Сразу после того, как Голос исчез, я начал обращать больше внимания на дядю Чарли. Когда он приходил домой и садился ужинать, я сразу переставал жевать, ловя каждое его слово. Иногда он мог весь ужин молчать, но если говорил, то всегда на одну и ту же тему. Покончив с едой, он отталкивал от себя тарелку, прикуривал «Мальборо-Ред» и за десертом услаждал мой слух очередной байкой из «Диккенса». Например, как двое парней заключили пари «не на жизнь, а на смерть», садясь за партию армрестлинга: проигравший наденет кепку бостонских «Ред Сокс» и просидит в ней девять полных иннингов на стадионе «Янки». «Это был последний раз, когда мы видели того беднягу», – сказал дядя Чарли, прищелкнув языком. Или как Стив с парнями из бара угнали фургон кондитера: они выгрузили оттуда лотки с пирожными и устроили сражение на тротуаре перед баром, швыряясь эклерами и меренгами друг в друга и в прохожих на Плэндом-роуд. Пострадавшие вместо крови истекали алым желе. В другой раз Стив с приятелями закупили с десяток древних драндулетов и покрасили под гоночные машины. В багажники они залили бетон, дверцы заварили и расставили их по всей Плэндом-роуд. На следующий день планировалось устроить гонки на выживание, но они напились и решили долго не ждать. В три ночи парни расселись по машинам и покатили по дороге, ударяя друг в друга на полной скорости. Полицейским это не понравилось. Полицейским вообще редко нравилось то, что происходило в «Диккенсе», продолжал дядя Чарли. С одним из них у парней разгорелась целая война – тот коп, жуть какой дотошный, обычно дежурил в полицейской будке возле стадиона «Мемориал». Как-то ночью они организовали вылазку: обстреляли будку горящими стрелами, и та сгорела дотла.

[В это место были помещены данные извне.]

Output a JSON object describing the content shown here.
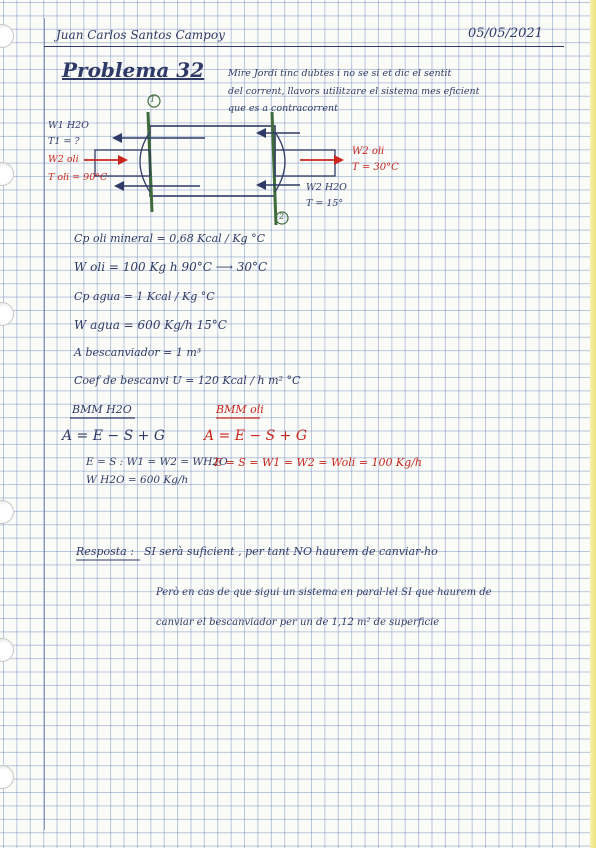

Горящие стрелы? Гонки на выживание? Перестрелки пирожными? События, происходившие в «Диккенсе», казались одновременно увлекательными и пугающими, словно детский день рождения на пиратском корабле. Я хотел, чтобы мама как-нибудь сходила туда и сводила своих родителей, потому что им не помешало бы немного подурачиться. Но мама не пила совсем, а бабушка – только дайкири на свой день рождения. Дед за ужином выпивал по два стакана пива – не больше и не меньше. Он был слишком скуп, чтобы стать алкоголиком, говорила мама, хотя склонность у него имелась. По праздникам, после бокала «Джек Дэниэлса», дед начинал петь: «Садись в машину, и помчимся вдаль – впереди нас ждет Чикаго!» А потом отключался, развалившись на двухсотлетнем диване, и храпел громче, чем наш «Т-Берд».